Kernen tweeted that he was trying to defend PE with his comments. “It was directed at the way [Democrats] portrayed [PE] in 2012,” Kernen said in the tweet that was seen by peHUB. “Obama hammered Romney, then Geithner joins Warburg.”
The comments are the latest in PE’s image problems. The secretive industry is known for making billions of dollars by buying and selling companies. Criticism can be scathing: buyout shops “are job destroying vultures who scavenge the meat from American companies and leave their carcasses by the side of the road,” the New Yorker magazine wrote in January 2012.
Congressman Jim Himes asked Hendrickson, at the end of 2011, whether there was any data showing that PE firms were actually “job killers.” There wasn’t. Hendrickson, who became chair of ACG in September but previously served as vice chair, is trying to change the perception of private equity.

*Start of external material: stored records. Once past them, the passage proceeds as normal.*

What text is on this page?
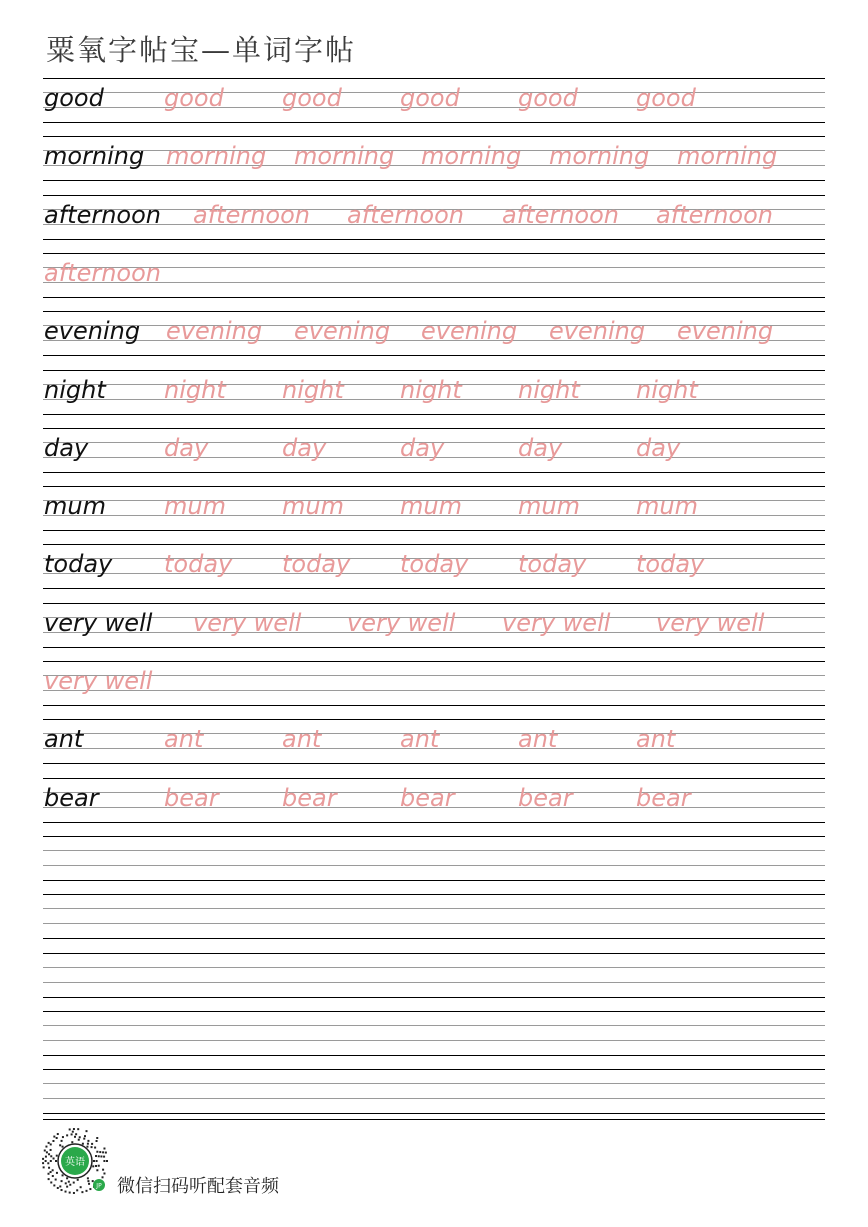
粟氧字帖宝—单词字帖
good	good good good good good
morning morning morning morning morning morning
afternoon afternoon afternoon afternoon afternoon
afternoon
evening evening evening evening evening evening
night night night night night night
day	day	day	day	day	day
mum mum mum mum mum mum
today today today today today today
very well very well very well very well very well
very well
ant	ant	ant	ant	ant	ant
bear	bear	bear	bear	bear	bear
英语
JP 微信扫码听配套音频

“My mission is to continue to educate people as to what PE is and what it does,” she said.
The Association for Corporate Growth, in cooperation with the Edward Lowe Foundation, The Institute for Exceptional Growth Companies and PitchBook Data, released a report earlier this year that compared sales and job growth data at private capital-backed U.S. companies with the broader universe of U.S. companies in the 15-year period from 1995 to 2010.
The study showed that the number of private capital-backed companies grew 91 percent to 23,211 by 2010. These PE-backed businesses created nearly 3 million jobs in 2010, up from 1.8 million in 1995, a 64.4 percent increase. An ACG spokeswoman said the data showing how many jobs were created by the bigger universe of U.S. companies in the period was unavailable.
However, “PE companies grew jobs 3.5 times faster than US companies,” Hendrickson said.
She cited the example of Riverside, a lower middle-market PE firm, which has invested $1.8 billion in 200 U.S. companies. Since 2010, Riverside’s portfolio companies have created 1,500 net new jobs, Hendrickson said.
The perception of the industry has begun to change, she said. When she goes to Washington nowadays, more people understand what PE does and that the industry did not cause the financial crisis.
“They are seeing that PE guys are not all bad. That the capital is really important to driving the growth of small business in the U.S. and around the world.”